In my case, they removed my hair and my skull, and repaired, after 22 hours of surgery, a tortuous tangle of blood cells, between the arteries and veins, which was determined to be a congenital (there since birth) and hereditary (my mom had one, too), AVM. I went out with this particular guy on and off, for about five years.

Unfortunately, part of my optic nerve was caught inside, so some of my sight was taken away as well. I dated other guys as well, always keeping my options open.
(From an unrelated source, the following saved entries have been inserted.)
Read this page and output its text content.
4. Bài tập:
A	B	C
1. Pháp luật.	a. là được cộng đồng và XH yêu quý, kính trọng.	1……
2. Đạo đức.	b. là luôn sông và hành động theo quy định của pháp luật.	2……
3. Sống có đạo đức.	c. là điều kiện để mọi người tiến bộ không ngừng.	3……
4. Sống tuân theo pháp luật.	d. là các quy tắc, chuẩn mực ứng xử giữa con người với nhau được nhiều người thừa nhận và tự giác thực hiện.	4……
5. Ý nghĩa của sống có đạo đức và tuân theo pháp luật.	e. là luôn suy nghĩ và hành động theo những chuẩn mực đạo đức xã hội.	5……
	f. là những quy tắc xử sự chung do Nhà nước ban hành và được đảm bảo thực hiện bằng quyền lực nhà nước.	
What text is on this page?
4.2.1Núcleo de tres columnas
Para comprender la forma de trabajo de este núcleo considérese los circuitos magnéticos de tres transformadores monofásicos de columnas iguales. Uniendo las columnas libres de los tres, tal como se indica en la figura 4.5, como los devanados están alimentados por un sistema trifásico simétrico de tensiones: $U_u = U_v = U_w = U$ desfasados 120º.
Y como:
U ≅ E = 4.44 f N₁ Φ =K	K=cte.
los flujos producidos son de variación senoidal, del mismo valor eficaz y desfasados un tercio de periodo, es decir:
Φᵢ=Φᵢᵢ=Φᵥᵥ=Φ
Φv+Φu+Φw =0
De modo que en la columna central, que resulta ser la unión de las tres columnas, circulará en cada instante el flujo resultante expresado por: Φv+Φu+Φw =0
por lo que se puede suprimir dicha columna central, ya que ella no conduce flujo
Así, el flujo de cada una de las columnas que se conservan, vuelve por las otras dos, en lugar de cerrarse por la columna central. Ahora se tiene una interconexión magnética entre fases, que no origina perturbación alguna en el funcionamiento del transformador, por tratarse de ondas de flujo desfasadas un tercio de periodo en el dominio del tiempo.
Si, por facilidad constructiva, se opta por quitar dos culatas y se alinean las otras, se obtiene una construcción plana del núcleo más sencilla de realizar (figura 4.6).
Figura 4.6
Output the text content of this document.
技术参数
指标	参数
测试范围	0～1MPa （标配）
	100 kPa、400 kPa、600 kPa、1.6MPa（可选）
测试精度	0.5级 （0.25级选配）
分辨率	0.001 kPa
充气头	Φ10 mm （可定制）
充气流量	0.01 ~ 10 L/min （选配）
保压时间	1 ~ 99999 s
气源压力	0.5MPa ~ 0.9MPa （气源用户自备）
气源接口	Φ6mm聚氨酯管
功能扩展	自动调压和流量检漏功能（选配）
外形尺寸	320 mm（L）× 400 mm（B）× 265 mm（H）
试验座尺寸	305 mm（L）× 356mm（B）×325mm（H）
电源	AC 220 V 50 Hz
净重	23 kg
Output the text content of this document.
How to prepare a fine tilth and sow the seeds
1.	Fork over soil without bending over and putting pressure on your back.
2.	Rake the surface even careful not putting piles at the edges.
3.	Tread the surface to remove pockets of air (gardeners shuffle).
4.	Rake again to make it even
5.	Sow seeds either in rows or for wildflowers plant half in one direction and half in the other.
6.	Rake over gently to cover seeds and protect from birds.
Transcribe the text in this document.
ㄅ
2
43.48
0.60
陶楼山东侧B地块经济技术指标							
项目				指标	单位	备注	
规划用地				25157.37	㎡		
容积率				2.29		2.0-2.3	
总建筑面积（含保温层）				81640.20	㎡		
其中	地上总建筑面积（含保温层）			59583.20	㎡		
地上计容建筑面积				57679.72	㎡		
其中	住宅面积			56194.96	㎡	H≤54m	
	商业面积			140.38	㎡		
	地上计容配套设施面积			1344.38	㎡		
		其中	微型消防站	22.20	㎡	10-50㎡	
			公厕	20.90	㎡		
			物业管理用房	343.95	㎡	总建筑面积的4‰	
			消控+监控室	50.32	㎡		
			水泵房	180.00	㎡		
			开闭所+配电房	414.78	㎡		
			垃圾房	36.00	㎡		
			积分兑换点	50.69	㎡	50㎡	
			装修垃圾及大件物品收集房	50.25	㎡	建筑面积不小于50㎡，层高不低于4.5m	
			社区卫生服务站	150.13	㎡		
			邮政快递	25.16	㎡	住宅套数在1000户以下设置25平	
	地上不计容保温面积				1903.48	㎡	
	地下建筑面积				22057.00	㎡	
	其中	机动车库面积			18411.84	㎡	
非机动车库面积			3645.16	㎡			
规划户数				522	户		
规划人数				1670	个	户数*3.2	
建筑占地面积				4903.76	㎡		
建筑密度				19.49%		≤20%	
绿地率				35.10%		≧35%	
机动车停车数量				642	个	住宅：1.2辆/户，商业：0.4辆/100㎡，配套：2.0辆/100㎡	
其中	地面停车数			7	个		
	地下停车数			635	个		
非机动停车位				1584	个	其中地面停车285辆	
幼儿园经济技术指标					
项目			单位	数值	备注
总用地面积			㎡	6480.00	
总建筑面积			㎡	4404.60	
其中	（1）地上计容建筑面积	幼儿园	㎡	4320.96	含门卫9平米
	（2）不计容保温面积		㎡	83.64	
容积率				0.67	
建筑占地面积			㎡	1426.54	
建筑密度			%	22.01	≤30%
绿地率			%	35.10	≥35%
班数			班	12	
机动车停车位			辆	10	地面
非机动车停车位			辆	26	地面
These love-seekers argued that “there’s something quite romantic about two people sitting in the backseat of a car,” and some developed habits of asking women co-passengers “Where are you headed? But please don’t comment on someone’s appearance or ask whether they are single…And don’t touch or flirt with other people in the car. That’s no sexual conduct between drivers and riders, no matter what.” Riders and drivers who violate this policy can be removed from the platform.

Uber has now cleared up where it stands on the issue.

At age 15, after a stint as a cheerleader, softball player, band member, and overall wannabe in the in-crowd, with locks of long, thick hair, my worst fear happened. Now, it wasn’t the brain surgery, or the possibility of death, since those fears were abstract concepts at that point.

It was the immediate, concrete knowledge of losing my hair.

This guy made me laugh, but he also clued me into his personality as well.